Nanaimo resident donates $2 million to bring PET/CT technology to Island cancer patients

December 1, 2017

Found in News

VICTORIA, B.C. – Today, the BC Cancer Foundation announced an incredible $2 million donation from Nanaimo resident Gordon Heys to bring a critical PET/CT scanner to BC Cancer – Victoria. The donation caps the BC Cancer Foundation’s $5 million campaign for PET/CT on Vancouver Island, meaning this life-saving cancer diagnostic tool is one step closer to thousands of families in need.

“We are incredibly inspired by Gordon Heys’ investment in BC Cancer,” says Sarah Roth, president & CEO, BC Cancer Foundation. “Families across the Island will benefit from Gordon’s generosity and that of more than 3,500 donors to ensure people in our communities have world-leading cancer care close to come.”

BC Cancer Foundation Vancouver Island Centre
L to R: Dr Sam Kader, Ralph Mundel (thrifty foods), Diane Heys, Gordon Heys, Sarah Roth, Kelly Nysted 

This past year Heys was shocked by a cancer diagnosis. His treatments included months of radiation therapy and chemotherapy at the BC Cancer Vancouver Island Centre. Thankful for the care he received, Heys was motivated to give back with the $2 million, one of the largest donations received for BC Cancer – Victoria.

“While taking my radiation treatment, I was very impressed by the hardworking people dedicated to improving the outcome and enhancing the experience of patients with cancer here on the Island,” says the Nanaimo-based residential real estate developer and businessman.

“Cancer is something that almost half of all people will have to face in their lives, so to all those people and the special friends in my life who have been affected by cancer I make this gift with pride, humility, and as a tribute my wonderful family.”



Currently, close to 1,500 Island residents travel to Vancouver each year for a PET/CT scan, critical in cancer diagnosis, staging and treatment planning. There are two PET/CT scanners in the province, both housed at the BC Cancer Vancouver Centre. Recent stats suggest one in two people will receive a cancer diagnosis in their lifetime and the rise in cases will place growing demand on cancer services across B.C.

“A PET/CT scanner enables oncologists to develop the most appropriate treatment plan for people facing cancer,” says Dr. Pete Tonseth, radiologist and nuclear medicine physician at BC Cancer.

“It often means patients can be spared procedures and treatments that may be unnecessary depending on their prognosis, such as surgery or radiation therapy.”

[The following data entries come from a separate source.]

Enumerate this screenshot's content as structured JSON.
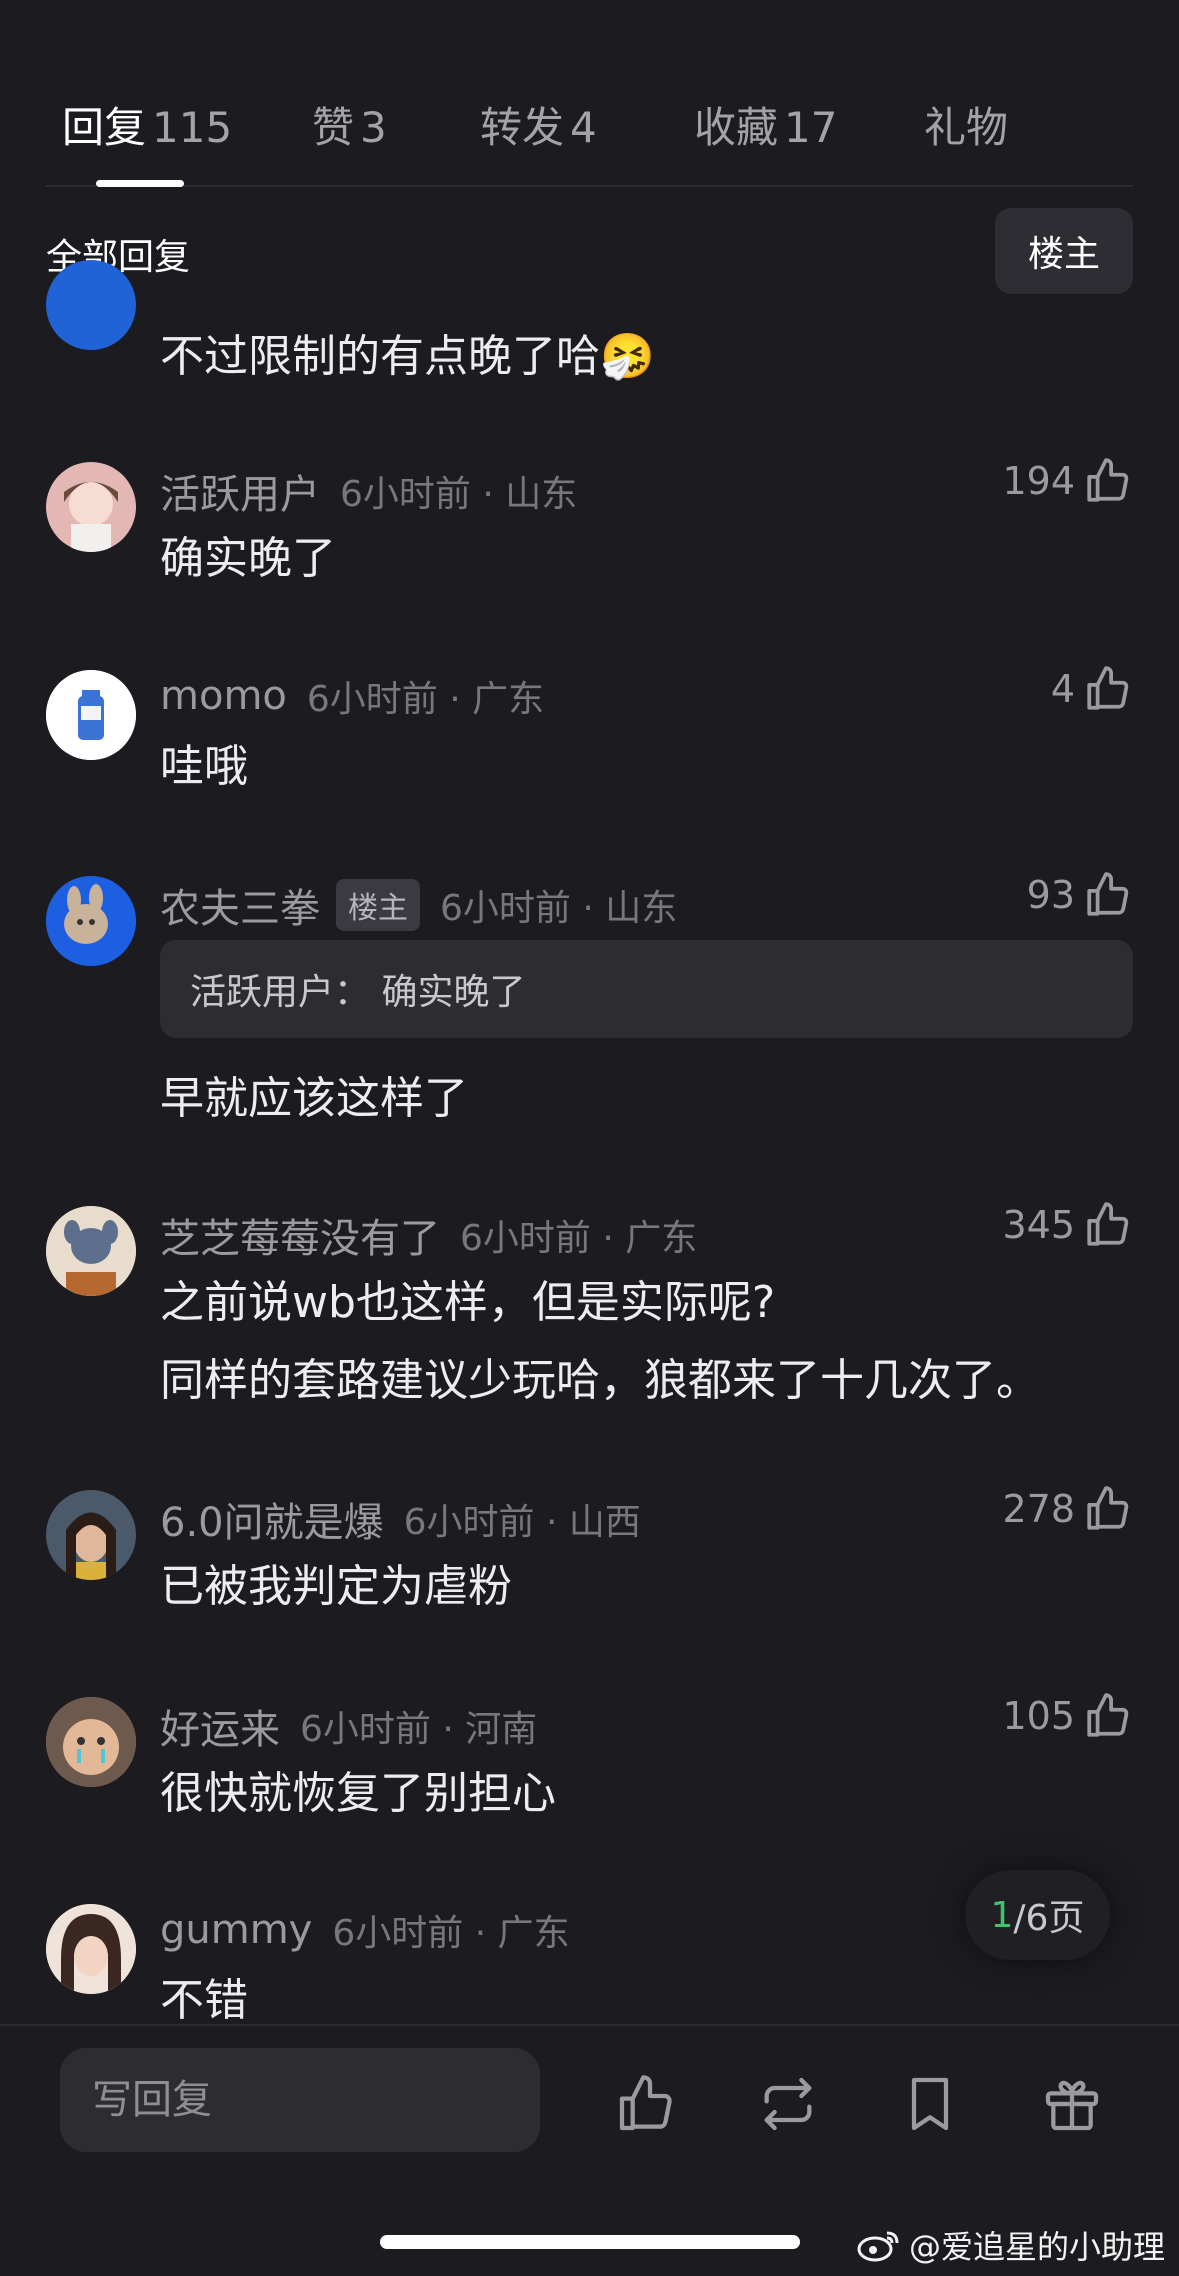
{
  "tabs": [
    {
      "label": "回复",
      "count": "115"
    },
    {
      "label": "赞",
      "count": "3"
    },
    {
      "label": "转发",
      "count": "4"
    },
    {
      "label": "收藏",
      "count": "17"
    },
    {
      "label": "礼物",
      "count": ""
    }
  ],
  "filter": {
    "title": "全部回复",
    "owner_button": "楼主"
  },
  "partial_comment": {
    "text": "不过限制的有点晚了哈",
    "emoji": "🤧"
  },
  "comments": [
    {
      "username": "活跃用户",
      "time": "6小时前 · 山东",
      "likes": "194",
      "text": "确实晚了"
    },
    {
      "username": "momo",
      "time": "6小时前 · 广东",
      "likes": "4",
      "text": "哇哦"
    },
    {
      "username": "农夫三拳",
      "badge": "楼主",
      "time": "6小时前 · 山东",
      "likes": "93",
      "quote": "活跃用户： 确实晚了",
      "text": "早就应该这样了"
    },
    {
      "username": "芝芝莓莓没有了",
      "time": "6小时前 · 广东",
      "likes": "345",
      "text": "之前说wb也这样，但是实际呢?",
      "text2": "同样的套路建议少玩哈，狼都来了十几次了。"
    },
    {
      "username": "6.0问就是爆",
      "time": "6小时前 · 山西",
      "likes": "278",
      "text": "已被我判定为虐粉"
    },
    {
      "username": "好运来",
      "time": "6小时前 · 河南",
      "likes": "105",
      "text": "很快就恢复了别担心"
    },
    {
      "username": "gummy",
      "time": "6小时前 · 广东",
      "likes": "",
      "text": "不错"
    }
  ],
  "pagination": {
    "current": "1",
    "rest": "/6页"
  },
  "bottom_bar": {
    "reply_placeholder": "写回复"
  },
  "watermark": {
    "text": "@爱追星的小助理"
  },
  "colors": {
    "background": "#1c1c20",
    "accent_green": "#3ec46d",
    "muted_text": "#9a9aa0"
  }
}
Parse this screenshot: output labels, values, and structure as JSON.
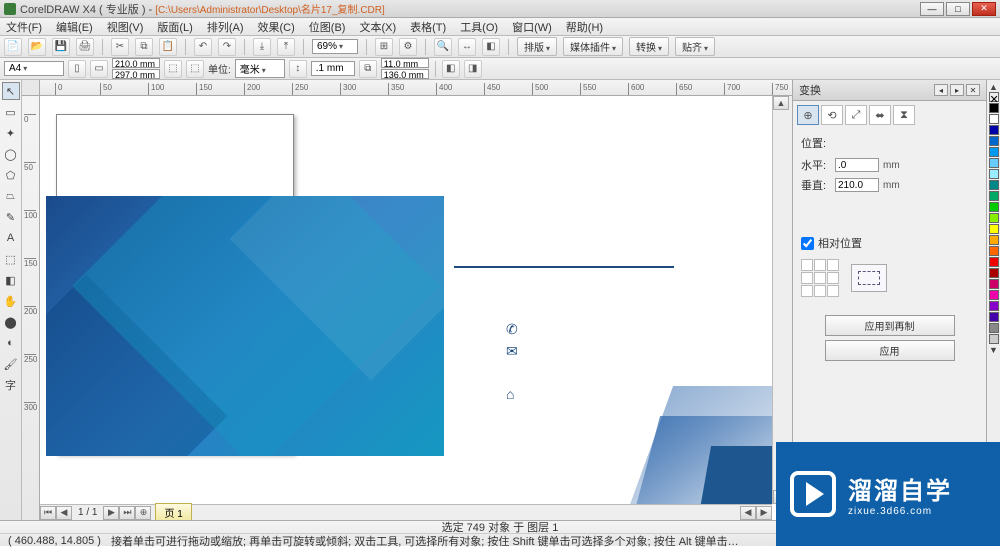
{
  "title": {
    "app": "CorelDRAW X4 ( 专业版 ) - ",
    "path": "[C:\\Users\\Administrator\\Desktop\\名片17_复制.CDR]"
  },
  "window_controls": {
    "min": "—",
    "max": "□",
    "close": "✕"
  },
  "menu": [
    "文件(F)",
    "编辑(E)",
    "视图(V)",
    "版面(L)",
    "排列(A)",
    "效果(C)",
    "位图(B)",
    "文本(X)",
    "表格(T)",
    "工具(O)",
    "窗口(W)",
    "帮助(H)"
  ],
  "toolbar1": {
    "zoom": "69%",
    "buttons": [
      "新建",
      "打开",
      "保存",
      "打印",
      "剪切",
      "复制",
      "粘贴",
      "撤销",
      "重做",
      "导入",
      "导出"
    ],
    "labels": {
      "paste": "贴齐",
      "welcome": "媒体插件",
      "transform": "转换",
      "publish": "排版"
    }
  },
  "propbar": {
    "page": "A4",
    "orient_icons": [
      "⬚",
      "⬚"
    ],
    "width": "210.0 mm",
    "height": "297.0 mm",
    "unit_label": "单位:",
    "unit": "毫米",
    "nudge": ".1 mm",
    "dup_x": "11.0 mm",
    "dup_y": "136.0 mm"
  },
  "ruler_ticks_h": [
    "0",
    "50",
    "100",
    "150",
    "200",
    "250",
    "300",
    "350",
    "400",
    "450",
    "500",
    "550",
    "600",
    "650",
    "700",
    "750"
  ],
  "ruler_ticks_v": [
    "0",
    "50",
    "100",
    "150",
    "200",
    "250",
    "300"
  ],
  "toolbox": [
    "↖",
    "▭",
    "✦",
    "◯",
    "⬠",
    "⏢",
    "✎",
    "A",
    "⬚",
    "◧",
    "✋",
    "⬤",
    "◐",
    "🖌",
    "字"
  ],
  "page_nav": {
    "counter": "1 / 1",
    "tab": "页 1"
  },
  "docker": {
    "title": "变换",
    "position_label": "位置:",
    "hx_label": "水平:",
    "hx": ".0",
    "vy_label": "垂直:",
    "vy": "210.0",
    "unit": "mm",
    "rel_label": "相对位置",
    "apply_copy": "应用到再制",
    "apply": "应用"
  },
  "status": {
    "selection": "选定 749 对象 于 图层 1",
    "coord": "( 460.488, 14.805 )",
    "hint": "接着单击可进行拖动或缩放; 再单击可旋转或倾斜; 双击工具, 可选择所有对象; 按住 Shift 键单击可选择多个对象; 按住 Alt 键单击…"
  },
  "colors": [
    "#ffffff",
    "#000000",
    "#0b2b5e",
    "#103f86",
    "#1f5fa8",
    "#2f7fc6",
    "#4fa0de",
    "#78c4f0",
    "#a0e0fa",
    "#cfeffe",
    "#ffe040",
    "#f09020",
    "#d04020",
    "#a01010",
    "#20a020",
    "#107010"
  ],
  "watermark": {
    "main": "溜溜自学",
    "sub": "zixue.3d66.com"
  },
  "icons": {
    "phone": "✆",
    "mail": "✉",
    "home": "⌂"
  }
}
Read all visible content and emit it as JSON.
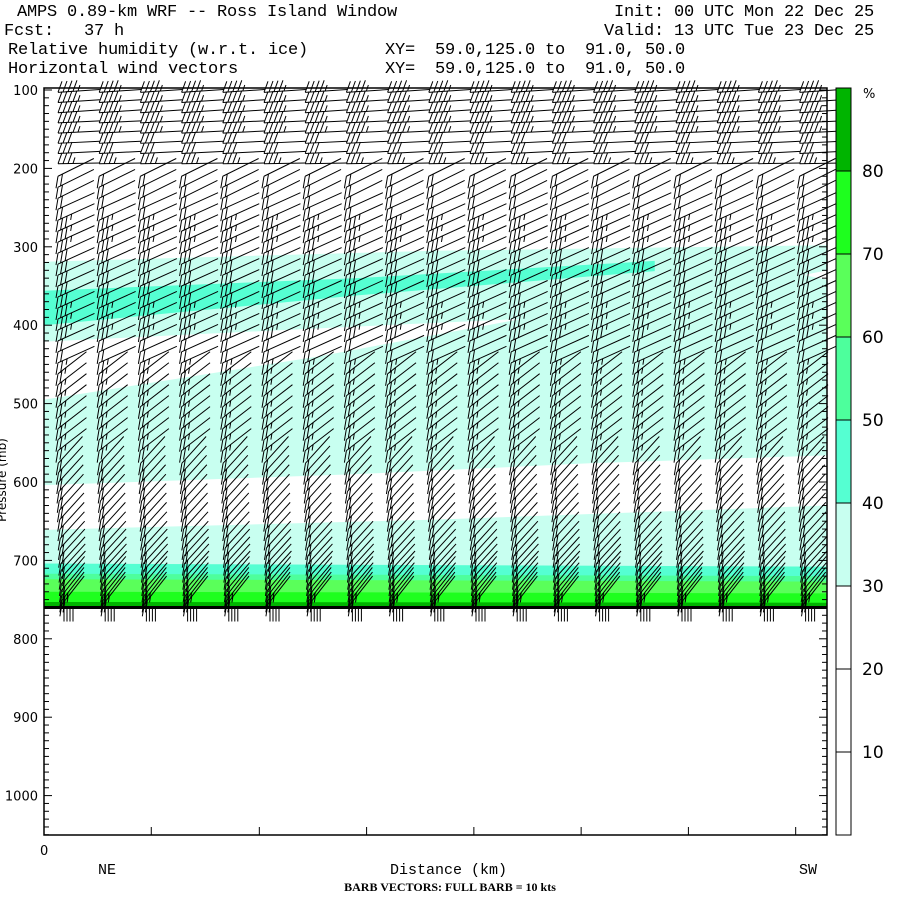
{
  "header": {
    "title": "AMPS 0.89-km WRF -- Ross Island Window",
    "init": "Init: 00 UTC Mon 22 Dec 25",
    "fcst": "Fcst:   37 h",
    "valid": "Valid: 13 UTC Tue 23 Dec 25",
    "field1": "Relative humidity (w.r.t. ice)",
    "field1_xy": "XY=  59.0,125.0 to  91.0, 50.0",
    "field2": "Horizontal wind vectors",
    "field2_xy": "XY=  59.0,125.0 to  91.0, 50.0"
  },
  "chart_data": {
    "type": "heatmap",
    "title": "Relative humidity (w.r.t. ice) and horizontal wind vectors cross-section",
    "xlabel": "Distance (km)",
    "x_start_label": "0",
    "x_left_label": "NE",
    "x_right_label": "SW",
    "ylabel": "Pressure (mb)",
    "ylim": [
      1050,
      100
    ],
    "y_ticks": [
      "100",
      "200",
      "300",
      "400",
      "500",
      "600",
      "700",
      "800",
      "900",
      "1000"
    ],
    "y_tick_values": [
      100,
      200,
      300,
      400,
      500,
      600,
      700,
      800,
      900,
      1000
    ],
    "x_range": [
      0,
      100
    ],
    "x_major_ticks": [
      0,
      13.7,
      27.5,
      41.2,
      54.9,
      68.6,
      82.3,
      96.0
    ],
    "surface_pressure": 760,
    "colorbar": {
      "unit": "%",
      "labels": [
        "80",
        "70",
        "60",
        "50",
        "40",
        "30",
        "20",
        "10"
      ],
      "bins": [
        {
          "min": 80,
          "max": 100,
          "color": "#00b400"
        },
        {
          "min": 70,
          "max": 80,
          "color": "#1eff1e"
        },
        {
          "min": 60,
          "max": 70,
          "color": "#5aff5a"
        },
        {
          "min": 50,
          "max": 60,
          "color": "#4dff9c"
        },
        {
          "min": 40,
          "max": 50,
          "color": "#55ffd2"
        },
        {
          "min": 30,
          "max": 40,
          "color": "#c8fff0"
        },
        {
          "min": 20,
          "max": 30,
          "color": "#ffffff"
        },
        {
          "min": 10,
          "max": 20,
          "color": "#ffffff"
        },
        {
          "min": 0,
          "max": 10,
          "color": "#ffffff"
        }
      ]
    },
    "rh_regions": [
      {
        "bin": "30-40",
        "color": "#c8fff0",
        "points": [
          [
            0,
            319
          ],
          [
            50,
            305
          ],
          [
            100,
            298
          ],
          [
            100,
            566
          ],
          [
            70,
            576
          ],
          [
            40,
            590
          ],
          [
            0,
            604
          ]
        ]
      },
      {
        "bin": "<30",
        "color": "#ffffff",
        "points": [
          [
            0,
            421
          ],
          [
            35,
            404
          ],
          [
            61,
            392
          ],
          [
            35,
            440
          ],
          [
            0,
            495
          ]
        ]
      },
      {
        "bin": "<30",
        "color": "#ffffff",
        "points": [
          [
            100,
            330
          ],
          [
            97,
            336
          ],
          [
            100,
            342
          ]
        ]
      },
      {
        "bin": "30-40",
        "color": "#c8fff0",
        "points": [
          [
            0,
            661
          ],
          [
            50,
            648
          ],
          [
            100,
            630
          ],
          [
            100,
            762
          ],
          [
            0,
            762
          ]
        ]
      },
      {
        "bin": "40-50",
        "color": "#55ffd2",
        "points": [
          [
            0,
            356
          ],
          [
            40,
            340
          ],
          [
            78,
            318
          ],
          [
            78,
            331
          ],
          [
            40,
            362
          ],
          [
            0,
            400
          ]
        ]
      },
      {
        "bin": "40-50",
        "color": "#55ffd2",
        "points": [
          [
            0,
            704
          ],
          [
            100,
            708
          ],
          [
            100,
            762
          ],
          [
            0,
            762
          ]
        ]
      },
      {
        "bin": "50-60",
        "color": "#4dff9c",
        "points": [
          [
            0,
            717
          ],
          [
            100,
            720
          ],
          [
            100,
            762
          ],
          [
            0,
            762
          ]
        ]
      },
      {
        "bin": "60-70",
        "color": "#5aff5a",
        "points": [
          [
            0,
            724
          ],
          [
            100,
            727
          ],
          [
            100,
            762
          ],
          [
            0,
            762
          ]
        ]
      },
      {
        "bin": "70-80",
        "color": "#1eff1e",
        "points": [
          [
            0,
            740
          ],
          [
            100,
            742
          ],
          [
            100,
            762
          ],
          [
            0,
            762
          ]
        ]
      },
      {
        "bin": ">80",
        "color": "#00b400",
        "points": [
          [
            0,
            753
          ],
          [
            100,
            754
          ],
          [
            100,
            762
          ],
          [
            0,
            762
          ]
        ]
      }
    ],
    "barbs": {
      "legend": "BARB VECTORS:  FULL BARB = 10 kts",
      "columns": 19,
      "levels": [
        [
          103,
          35,
          265
        ],
        [
          116,
          35,
          265
        ],
        [
          129,
          35,
          265
        ],
        [
          142,
          35,
          266
        ],
        [
          155,
          35,
          266
        ],
        [
          168,
          32,
          266
        ],
        [
          181,
          30,
          266
        ],
        [
          194,
          28,
          268
        ],
        [
          210,
          20,
          250
        ],
        [
          224,
          20,
          250
        ],
        [
          238,
          20,
          250
        ],
        [
          252,
          20,
          252
        ],
        [
          266,
          25,
          252
        ],
        [
          280,
          25,
          252
        ],
        [
          294,
          25,
          252
        ],
        [
          308,
          30,
          252
        ],
        [
          322,
          30,
          252
        ],
        [
          336,
          30,
          252
        ],
        [
          350,
          30,
          252
        ],
        [
          364,
          30,
          252
        ],
        [
          378,
          25,
          252
        ],
        [
          392,
          25,
          252
        ],
        [
          406,
          25,
          252
        ],
        [
          420,
          20,
          252
        ],
        [
          434,
          20,
          252
        ],
        [
          448,
          15,
          252
        ],
        [
          462,
          15,
          250
        ],
        [
          476,
          15,
          250
        ],
        [
          490,
          15,
          250
        ],
        [
          504,
          15,
          250
        ],
        [
          518,
          15,
          250
        ],
        [
          532,
          15,
          250
        ],
        [
          546,
          15,
          250
        ],
        [
          560,
          15,
          250
        ],
        [
          576,
          20,
          240
        ],
        [
          588,
          20,
          240
        ],
        [
          600,
          20,
          240
        ],
        [
          612,
          20,
          240
        ],
        [
          624,
          20,
          240
        ],
        [
          636,
          20,
          240
        ],
        [
          648,
          20,
          240
        ],
        [
          660,
          20,
          240
        ],
        [
          672,
          20,
          240
        ],
        [
          684,
          20,
          240
        ],
        [
          694,
          20,
          240
        ],
        [
          704,
          20,
          240
        ],
        [
          713,
          20,
          240
        ],
        [
          722,
          20,
          240
        ],
        [
          730,
          20,
          238
        ],
        [
          738,
          20,
          238
        ],
        [
          745,
          20,
          236
        ],
        [
          751,
          15,
          236
        ],
        [
          756,
          15,
          236
        ],
        [
          760,
          40,
          180
        ]
      ]
    }
  }
}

The BC Cancer Foundation kicked off the $5 million fundraising campaign last December with a commitment to bring PET/CT technology to the Island. The campaign launched with a gift of $1 million from long-time supporter Thrifty Foods and quickly rallied close to 1800 people from every community.

The BC Cancer Foundation is the fundraising partner of BC Cancer. Together with our donors we are changing the outcome for people affected by cancer in B.C. and beyond by connecting personalized care, innovative research and opportunities to contribute. Every dollar raised directly supports BC Cancer to advance research, enhance care and break down cancer to benefit the people of B.C.